Friday, March 22, 2013

If At First You Don't Succeed

Try, try again; you’ll probably fall again, but try not to hurt yourself.  More life lessons from the climbing wall.  I know, I’m my parents are paying thousands of dollars [for me] to go to Cornell and I seem to be learning the most from my PE class.  This only looks like the case because somehow, I don’t think the general population would find nested for-loops and inhomogeneous linear higher order ordinary differential equations as fascinating as I do, so I keep that fun to myself.

In rock climbing two Mondays ago, instead of learning a few new climbing techniques like we usually do after snack, we were put into groups and told to come up with our own bouldering problem.  We were told that the other groups would be trying our problem, so the goal was to find something kind of absurd, but that we could still climb.  As in, no choosing handholds fifteen feet apart because that’s just ridiculous.

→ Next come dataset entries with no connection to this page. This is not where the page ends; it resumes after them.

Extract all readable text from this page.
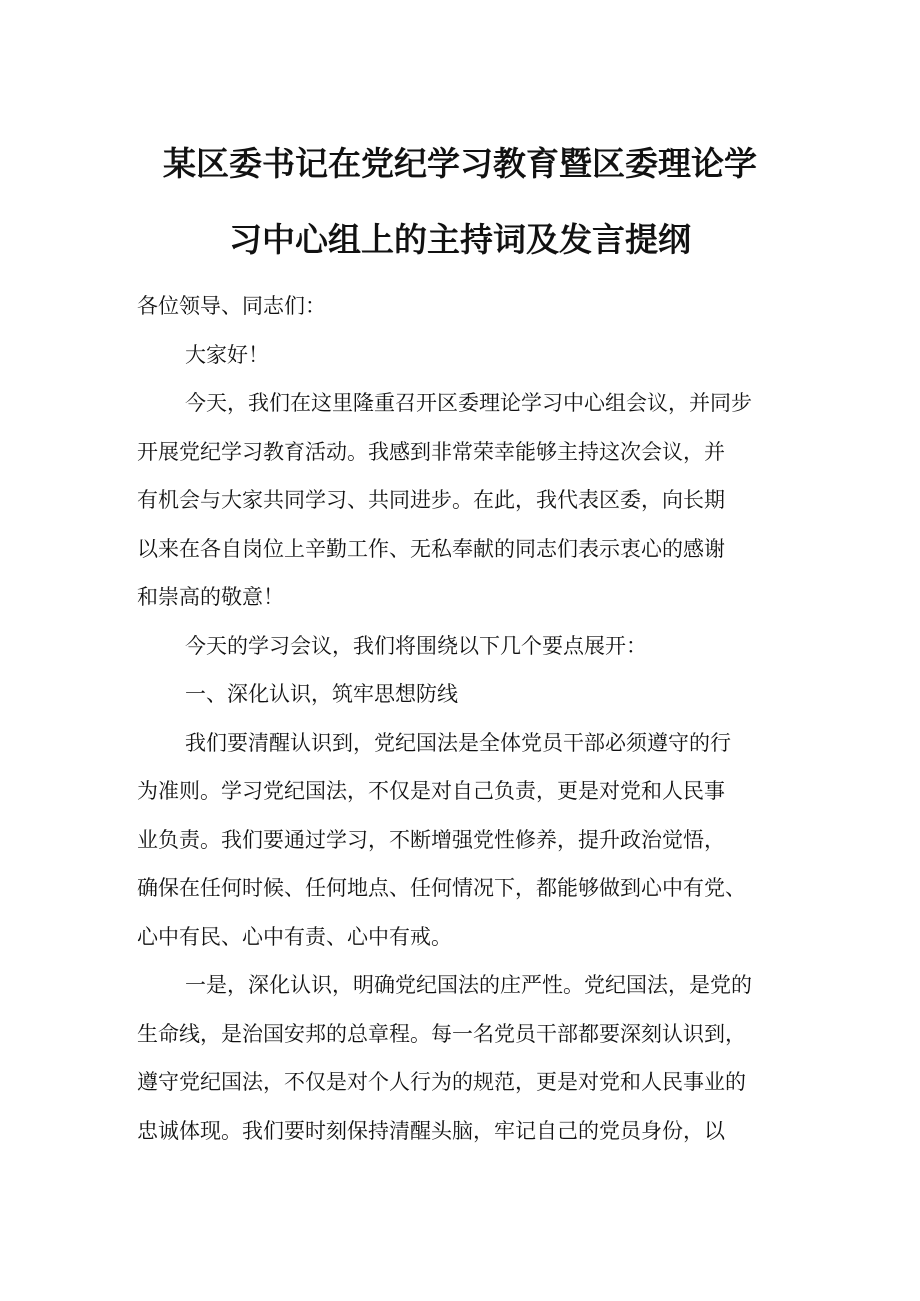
某区委书记在党纪学习教育暨区委理论学
习中心组上的主持词及发言提纲
各位领导、同志们：
大家好！
今天，我们在这里隆重召开区委理论学习中心组会议，并同步
开展党纪学习教育活动。我感到非常荣幸能够主持这次会议，并
有机会与大家共同学习、共同进步。在此，我代表区委，向长期
以来在各自岗位上辛勤工作、无私奉献的同志们表示衷心的感谢
和崇高的敬意！
今天的学习会议，我们将围绕以下几个要点展开：
一、深化认识，筑牢思想防线
我们要清醒认识到，党纪国法是全体党员干部必须遵守的行
为准则。学习党纪国法，不仅是对自己负责，更是对党和人民事
业负责。我们要通过学习，不断增强党性修养，提升政治觉悟，
确保在任何时候、任何地点、任何情况下，都能够做到心中有党、
心中有民、心中有责、心中有戒。
一是，深化认识，明确党纪国法的庄严性。党纪国法，是党的
生命线，是治国安邦的总章程。每一名党员干部都要深刻认识到，
遵守党纪国法，不仅是对个人行为的规范，更是对党和人民事业的
忠诚体现。我们要时刻保持清醒头脑，牢记自己的党员身份，以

The instructor who was with our group mostly came up with our route, but then two out of the three of us had to climb it.  One of the guys in my group was pretty tall, so he did it after a couple tries.  I, on the other hand, occasionally have trouble getting off the ground because I can’t reach any handholds.

The route began with some solid hand and footholds.  The next move was to move my right hand into a pocket-type hold (I know, I've got the terminology down solid.) and switch feet so that my left foot was free.  At that point, there was some mantling (pushing down on a hold instead of pulling up or to the side) and smearing (using the friction between the wall and your shoe), and that’s where I kept getting stuck.  With both hands jammed into a hold, I was supposed to pull myself up to reach the second to last handhold, but I kept slipping out.

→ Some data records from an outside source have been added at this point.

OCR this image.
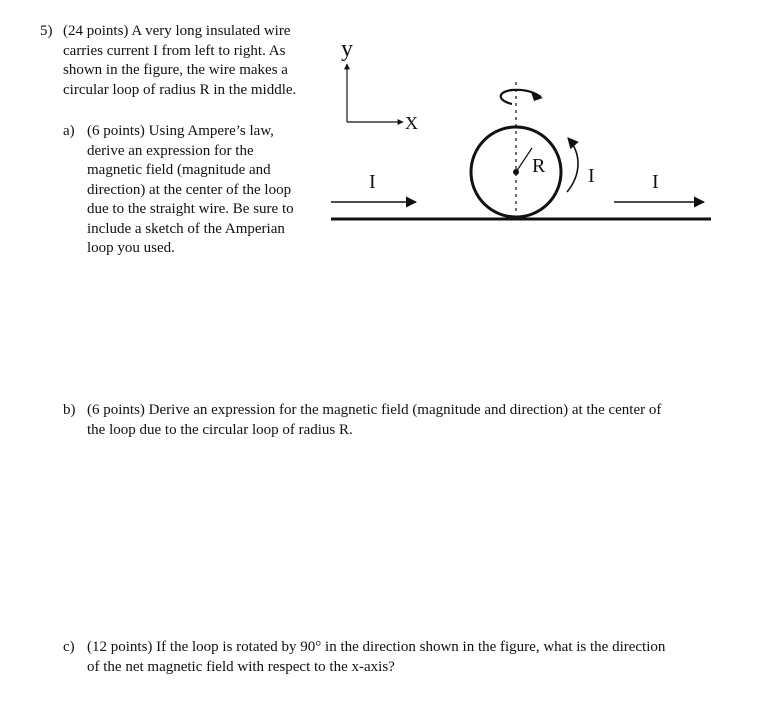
5) (24 points) A very long insulated wire
carries current I from left to right. As
shown in the figure, the wire makes a
circular loop of radius R in the middle.
a) (6 points) Using Ampere’s law,
derive an expression for the
magnetic field (magnitude and
direction) at the center of the loop
due to the straight wire. Be sure to
include a sketch of the Amperian
loop you used.
b) (6 points) Derive an expression for the magnetic field (magnitude and direction) at the center of
the loop due to the circular loop of radius R.
c) (12 points) If the loop is rotated by 90° in the direction shown in the figure, what is the direction
of the net magnetic field with respect to the x-axis?
y
X
I	I
R I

What the instructors have been teaching us in class is that where you put your feet is as important as where you put your hands, and shifting your weight can drastically affect your balance.  I didn't really have a choice about where my feet were, but by shifting my weight onto my left leg, I could push myself upward, move my left hand to the next hold, and finish the route.

It took me almost ten tries, but I did it. And now I have a route on the climbing wall, which I think is pretty cool.